Kyiv Mayor Vitaly Klitschko on Sunday dismissed President Volodymyr Zelensky’s complaint that too many Kyiv residents remain without electricity and that there are not enough centers across the city where residents can stockpile food, water, batteries and other essentials. .
“Some political dance starts today when everyone has to work together,” Kitcho wrote on Instagram. “In Kyiv, we are doing everything we can to support the life of our capital and ensure the comfort of residents. In difficult conditions.”
The pace of the war, which has been slowed by poor weather in recent days, is likely to pick up in the coming weeks as temperatures drop and the ground freezes, the Washington-based think tank said. an up-to-date assessment of the war. Although both sides are mired in mud, the Institute for War Studies said that as both sides increased movement, the drop in temperature would “accelerate the pace of the battle”.
“At that time, it is unclear whether either side is actively planning and preparing to resume major offensive or counteroffensive operations, but the climatic factors that have impeded such operations will begin to dissipate,” the assessment said.
The Russian leader acknowledged that the military needs more doctors and equipment
A prominent Russian nationalist has said that the Russian army does not have enough doctors. Leonid Slutsky, leader of the populist Liberal Democratic Party, made a rare public acknowledgment of problems within the army during a meeting with mothers of soldiers conscripted to fight in Ukraine.
“There are not enough doctors in the military units, everyone says so,” said Slutsky, chairman of the lower house of parliament’s foreign relations committee, during a meeting in St. Petersburg. “I can’t say they don’t exist at all, but they’re barely visible.”
Noting that the world is watching Russia, Slutsky stressed that “we have very difficult questions to answer when we can’t take care of our socks, shorts, doctors, intelligence, communications, and just taking care of our children.”
Olga Suyetina said her son told her the soldiers were underarmed.
“No gun sights, nothing, we have to buy them with crowdfunding,” he said. “They left Kharkov, there was zero, there was no polyethylene to cover the hole.”
Despite Russian missile strikes, new businesses are opening up across Ukraine. According to the government, 15,000 enterprises were registered in April, and 23,000 in August. More businesses opened than closed.

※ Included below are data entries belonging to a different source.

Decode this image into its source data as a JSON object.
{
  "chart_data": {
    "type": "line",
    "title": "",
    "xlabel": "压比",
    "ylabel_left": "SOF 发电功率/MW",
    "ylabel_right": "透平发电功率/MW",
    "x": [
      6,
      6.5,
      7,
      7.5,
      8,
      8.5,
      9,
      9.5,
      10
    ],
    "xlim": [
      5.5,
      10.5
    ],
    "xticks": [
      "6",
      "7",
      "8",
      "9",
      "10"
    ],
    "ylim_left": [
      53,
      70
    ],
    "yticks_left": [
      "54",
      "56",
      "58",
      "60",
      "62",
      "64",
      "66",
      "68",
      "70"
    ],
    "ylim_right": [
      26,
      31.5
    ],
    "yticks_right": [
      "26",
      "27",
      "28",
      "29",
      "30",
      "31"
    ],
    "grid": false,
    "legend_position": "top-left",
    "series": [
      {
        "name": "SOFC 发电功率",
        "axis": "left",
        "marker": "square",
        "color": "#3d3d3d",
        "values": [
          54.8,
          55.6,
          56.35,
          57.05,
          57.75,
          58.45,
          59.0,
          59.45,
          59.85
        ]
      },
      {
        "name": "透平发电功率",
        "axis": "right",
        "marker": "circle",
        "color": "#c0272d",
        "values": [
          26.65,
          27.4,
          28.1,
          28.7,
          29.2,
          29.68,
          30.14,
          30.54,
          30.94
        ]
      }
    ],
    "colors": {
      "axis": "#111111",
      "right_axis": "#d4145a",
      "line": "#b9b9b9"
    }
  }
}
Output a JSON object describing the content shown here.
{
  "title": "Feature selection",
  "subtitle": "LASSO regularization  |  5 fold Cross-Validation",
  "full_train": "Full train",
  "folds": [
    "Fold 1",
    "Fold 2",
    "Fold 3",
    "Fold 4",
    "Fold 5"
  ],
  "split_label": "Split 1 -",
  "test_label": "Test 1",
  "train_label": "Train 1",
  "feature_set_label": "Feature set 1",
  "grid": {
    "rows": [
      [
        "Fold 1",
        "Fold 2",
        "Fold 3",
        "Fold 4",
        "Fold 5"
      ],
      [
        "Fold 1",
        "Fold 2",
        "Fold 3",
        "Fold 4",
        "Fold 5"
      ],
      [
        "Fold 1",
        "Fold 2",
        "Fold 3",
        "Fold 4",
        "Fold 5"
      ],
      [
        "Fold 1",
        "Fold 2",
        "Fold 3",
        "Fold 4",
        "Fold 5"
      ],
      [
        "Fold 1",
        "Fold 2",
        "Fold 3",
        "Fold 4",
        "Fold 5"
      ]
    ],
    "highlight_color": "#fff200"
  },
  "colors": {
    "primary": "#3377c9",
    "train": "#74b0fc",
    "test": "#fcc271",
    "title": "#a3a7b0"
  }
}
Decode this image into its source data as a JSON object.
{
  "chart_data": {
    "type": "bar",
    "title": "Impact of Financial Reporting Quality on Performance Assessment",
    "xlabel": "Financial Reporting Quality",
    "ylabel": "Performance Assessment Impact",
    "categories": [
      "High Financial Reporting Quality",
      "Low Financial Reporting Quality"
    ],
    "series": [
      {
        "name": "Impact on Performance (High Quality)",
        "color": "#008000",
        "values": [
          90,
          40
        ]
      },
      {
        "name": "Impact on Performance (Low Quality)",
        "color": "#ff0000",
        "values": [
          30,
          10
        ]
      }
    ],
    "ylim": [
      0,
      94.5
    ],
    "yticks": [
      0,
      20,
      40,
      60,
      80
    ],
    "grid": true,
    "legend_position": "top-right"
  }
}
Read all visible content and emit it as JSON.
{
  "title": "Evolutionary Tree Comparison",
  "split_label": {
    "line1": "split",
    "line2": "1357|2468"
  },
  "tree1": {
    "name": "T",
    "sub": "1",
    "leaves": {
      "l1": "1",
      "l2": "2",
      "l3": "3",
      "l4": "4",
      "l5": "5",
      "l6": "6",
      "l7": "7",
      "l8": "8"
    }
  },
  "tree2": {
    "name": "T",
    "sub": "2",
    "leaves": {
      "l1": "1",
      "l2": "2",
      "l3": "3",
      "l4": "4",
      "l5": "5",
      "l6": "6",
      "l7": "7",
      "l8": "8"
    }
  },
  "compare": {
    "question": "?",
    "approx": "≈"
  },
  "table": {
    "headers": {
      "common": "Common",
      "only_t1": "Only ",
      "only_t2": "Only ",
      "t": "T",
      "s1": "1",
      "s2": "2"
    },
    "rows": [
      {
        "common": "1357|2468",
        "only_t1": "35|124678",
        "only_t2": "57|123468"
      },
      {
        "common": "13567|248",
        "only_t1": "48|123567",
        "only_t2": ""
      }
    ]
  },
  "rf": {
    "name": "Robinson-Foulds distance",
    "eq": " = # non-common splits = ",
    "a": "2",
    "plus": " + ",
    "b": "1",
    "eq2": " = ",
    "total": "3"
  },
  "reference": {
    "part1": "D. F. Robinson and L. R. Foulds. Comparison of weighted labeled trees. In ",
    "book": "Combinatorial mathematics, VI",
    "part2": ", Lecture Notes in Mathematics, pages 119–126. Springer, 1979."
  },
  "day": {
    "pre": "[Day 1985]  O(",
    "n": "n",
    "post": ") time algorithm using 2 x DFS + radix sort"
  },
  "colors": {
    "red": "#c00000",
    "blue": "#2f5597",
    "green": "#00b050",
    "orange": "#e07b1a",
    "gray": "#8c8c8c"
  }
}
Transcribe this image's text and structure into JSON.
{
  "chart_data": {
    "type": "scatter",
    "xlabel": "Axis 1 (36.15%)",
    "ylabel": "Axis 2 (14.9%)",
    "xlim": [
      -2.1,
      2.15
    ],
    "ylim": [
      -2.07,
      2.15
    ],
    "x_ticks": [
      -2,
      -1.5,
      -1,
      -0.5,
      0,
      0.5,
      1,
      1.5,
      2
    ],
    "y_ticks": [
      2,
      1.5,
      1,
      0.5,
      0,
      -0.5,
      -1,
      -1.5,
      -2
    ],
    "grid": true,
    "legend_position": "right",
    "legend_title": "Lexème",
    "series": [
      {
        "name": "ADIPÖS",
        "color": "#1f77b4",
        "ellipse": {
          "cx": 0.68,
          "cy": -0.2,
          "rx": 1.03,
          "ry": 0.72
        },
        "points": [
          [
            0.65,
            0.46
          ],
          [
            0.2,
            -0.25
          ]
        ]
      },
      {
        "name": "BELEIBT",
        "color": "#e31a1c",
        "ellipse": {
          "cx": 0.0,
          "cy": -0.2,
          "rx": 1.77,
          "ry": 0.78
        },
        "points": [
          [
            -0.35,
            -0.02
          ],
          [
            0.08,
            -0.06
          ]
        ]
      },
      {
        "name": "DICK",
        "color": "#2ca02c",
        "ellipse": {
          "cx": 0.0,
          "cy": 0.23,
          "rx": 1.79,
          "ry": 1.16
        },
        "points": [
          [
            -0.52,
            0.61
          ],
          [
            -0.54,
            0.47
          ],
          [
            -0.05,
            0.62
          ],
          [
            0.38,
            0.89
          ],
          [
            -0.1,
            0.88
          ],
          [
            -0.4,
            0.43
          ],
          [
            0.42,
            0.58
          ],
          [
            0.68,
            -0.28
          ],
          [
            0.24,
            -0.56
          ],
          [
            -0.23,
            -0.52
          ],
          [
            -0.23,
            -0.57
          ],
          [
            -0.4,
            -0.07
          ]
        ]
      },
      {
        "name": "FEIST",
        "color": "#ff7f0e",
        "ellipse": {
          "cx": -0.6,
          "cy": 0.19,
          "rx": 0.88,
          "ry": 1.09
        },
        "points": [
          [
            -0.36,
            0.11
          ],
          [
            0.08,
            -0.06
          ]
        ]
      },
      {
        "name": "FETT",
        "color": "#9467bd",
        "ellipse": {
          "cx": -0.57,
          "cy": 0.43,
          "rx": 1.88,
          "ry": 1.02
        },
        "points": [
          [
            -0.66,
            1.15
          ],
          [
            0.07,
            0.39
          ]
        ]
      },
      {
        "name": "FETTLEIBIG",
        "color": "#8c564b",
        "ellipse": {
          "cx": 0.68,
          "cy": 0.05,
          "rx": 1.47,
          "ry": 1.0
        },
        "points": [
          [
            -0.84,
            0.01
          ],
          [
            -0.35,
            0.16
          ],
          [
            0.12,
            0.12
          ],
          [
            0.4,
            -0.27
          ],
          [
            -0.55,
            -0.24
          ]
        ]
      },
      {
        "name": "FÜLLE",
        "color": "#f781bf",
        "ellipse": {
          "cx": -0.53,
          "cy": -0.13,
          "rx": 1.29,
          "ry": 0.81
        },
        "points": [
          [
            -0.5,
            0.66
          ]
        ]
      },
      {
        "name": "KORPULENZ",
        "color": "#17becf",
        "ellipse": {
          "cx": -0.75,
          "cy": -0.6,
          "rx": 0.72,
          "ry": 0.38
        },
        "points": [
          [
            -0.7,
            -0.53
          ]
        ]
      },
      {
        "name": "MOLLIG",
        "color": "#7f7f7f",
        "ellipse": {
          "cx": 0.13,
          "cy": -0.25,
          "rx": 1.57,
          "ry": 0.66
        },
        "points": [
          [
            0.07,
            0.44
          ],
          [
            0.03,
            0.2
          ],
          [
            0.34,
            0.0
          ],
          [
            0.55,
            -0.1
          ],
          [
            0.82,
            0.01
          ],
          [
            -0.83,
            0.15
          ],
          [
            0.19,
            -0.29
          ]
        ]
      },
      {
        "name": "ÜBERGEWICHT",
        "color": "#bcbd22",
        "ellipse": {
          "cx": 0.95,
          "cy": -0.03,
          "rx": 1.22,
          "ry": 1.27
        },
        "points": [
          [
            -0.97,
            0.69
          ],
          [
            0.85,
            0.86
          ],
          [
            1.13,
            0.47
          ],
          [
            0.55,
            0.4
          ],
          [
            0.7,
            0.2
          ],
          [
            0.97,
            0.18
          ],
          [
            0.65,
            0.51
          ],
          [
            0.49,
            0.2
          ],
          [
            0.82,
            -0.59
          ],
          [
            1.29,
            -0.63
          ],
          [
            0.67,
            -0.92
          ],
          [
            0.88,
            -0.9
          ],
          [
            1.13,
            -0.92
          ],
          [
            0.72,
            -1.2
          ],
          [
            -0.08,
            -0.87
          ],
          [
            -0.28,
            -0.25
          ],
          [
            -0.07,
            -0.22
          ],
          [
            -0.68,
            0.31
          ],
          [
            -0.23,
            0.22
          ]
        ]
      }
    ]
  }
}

On October 2, “Vivat” bookstore was opened in Kyiv, and 1200 people came. During the air raids, customers queued for up to 40 minutes to buy books. Vivat made news in April at a book launch in a Kharkiv bomb shelter.
“By opening a bookstore in Kyiv, we wanted to show that the publishing house is alive,” said Yuliya Orlova, an employee of Vivat.
Thousands of residents of the southern Ukrainian city of Kherson, which celebrated its liberation a few weeks ago, are fleeing. The governor of Kherson, Yaroslav Yanushevich, said on Sunday that one person was killed and two children were wounded after the Russian army shelled the region 54 times over the past day. Janushevich, Telegram said Russia had “deliberately” targeted civilian infrastructure and civilians. In the city of Kherson, residential buildings, garages and educational institutions were affected, and eight nearby villages were affected by the fire, Yanushevich said.
“The Russians continue to use terror tactics,” the governor said.
Russian President V. Putin met with mothers whose children are serving in the Russian army in Ukraine and who were killed during the war. Addressing mothers two days before Russia’s Mother’s Day, Putin said he often talks to soldiers on the front lines and is in good spirits. He also paid tribute to the fallen soldiers.
“I can’t say some official standard things about condolence,” he said to the mothers of the dead. “But I personally and the entire leadership of the country share your pain. We understand that nothing can replace the loss of a son, the loss of a child.”